All testing was designed to move students from the schoolroom to the workplace, Patton said.

“Graduation is the best day in the whole year,” she explained, “but it’s also the worst day when youngsters cross that stage and have no idea what they’re going to do the next day.”

Collier County’s school system should be graduating students with 21st Century skills, Patton said. Her goal of introducing the STEM program – an acronym for science, technology, engineering and math – could make that possible. But as competition for college admissions grows, soft skills such as communicating, working in teams and project leadership need to be developed and showcased.

To do so, Patton instituted electronic portfolios to display student projects for college admissions or potential employment. Patton encouraged student participation in internships and mentoring to test whether a student’s career choice was a good fit.

Patton explained that Collier County is the only district in the state to purchase digital versions of textbooks that can be updated as events occur.

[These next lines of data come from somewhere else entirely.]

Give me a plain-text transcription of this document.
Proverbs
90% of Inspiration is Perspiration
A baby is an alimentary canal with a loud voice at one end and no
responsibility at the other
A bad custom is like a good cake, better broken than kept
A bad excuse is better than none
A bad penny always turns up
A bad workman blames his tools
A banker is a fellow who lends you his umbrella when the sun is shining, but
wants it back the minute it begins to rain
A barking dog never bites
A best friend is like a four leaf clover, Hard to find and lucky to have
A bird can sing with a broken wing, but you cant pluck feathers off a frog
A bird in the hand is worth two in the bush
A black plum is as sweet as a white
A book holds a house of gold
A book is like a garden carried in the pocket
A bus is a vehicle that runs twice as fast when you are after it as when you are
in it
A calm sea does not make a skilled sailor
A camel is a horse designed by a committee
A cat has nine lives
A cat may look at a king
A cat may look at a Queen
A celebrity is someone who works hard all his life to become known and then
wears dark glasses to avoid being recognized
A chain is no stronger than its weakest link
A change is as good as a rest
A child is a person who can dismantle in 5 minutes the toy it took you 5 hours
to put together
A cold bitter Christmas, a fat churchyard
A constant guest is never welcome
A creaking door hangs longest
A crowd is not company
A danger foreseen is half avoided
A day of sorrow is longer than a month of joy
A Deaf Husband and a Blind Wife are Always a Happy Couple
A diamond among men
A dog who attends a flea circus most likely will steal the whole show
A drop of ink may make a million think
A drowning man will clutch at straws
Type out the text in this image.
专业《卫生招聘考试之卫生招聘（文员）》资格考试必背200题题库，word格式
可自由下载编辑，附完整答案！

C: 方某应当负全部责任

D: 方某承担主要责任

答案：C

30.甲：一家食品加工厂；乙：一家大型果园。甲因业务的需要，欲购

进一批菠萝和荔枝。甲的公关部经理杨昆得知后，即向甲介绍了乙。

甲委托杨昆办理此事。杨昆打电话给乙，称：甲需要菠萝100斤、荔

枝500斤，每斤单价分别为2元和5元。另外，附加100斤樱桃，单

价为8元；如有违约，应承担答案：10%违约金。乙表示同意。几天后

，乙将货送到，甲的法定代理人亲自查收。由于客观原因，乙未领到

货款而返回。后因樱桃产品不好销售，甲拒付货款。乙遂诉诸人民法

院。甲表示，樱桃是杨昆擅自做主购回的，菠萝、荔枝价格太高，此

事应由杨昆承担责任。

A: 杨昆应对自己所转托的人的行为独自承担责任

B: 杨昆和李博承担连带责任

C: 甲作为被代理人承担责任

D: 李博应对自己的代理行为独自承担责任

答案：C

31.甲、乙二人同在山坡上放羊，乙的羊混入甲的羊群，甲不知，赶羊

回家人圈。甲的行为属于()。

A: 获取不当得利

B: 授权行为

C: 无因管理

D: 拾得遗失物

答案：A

“It would take six years for something like Japan’s tsunami to hit textbooks,” Patton said. With the county system, information would be available within a few weeks for students to study.

Patton was asked for her view on school uniforms. She explained that dress codes were left to individual schools. On holding a daytime Town Hall, Patton said definitely for next year.

Hoping to fund more teachers and textbooks, Patton urged parents to vote in favor of 2012’s referendum to move $14 million from capital bricks and mortar projects to operations.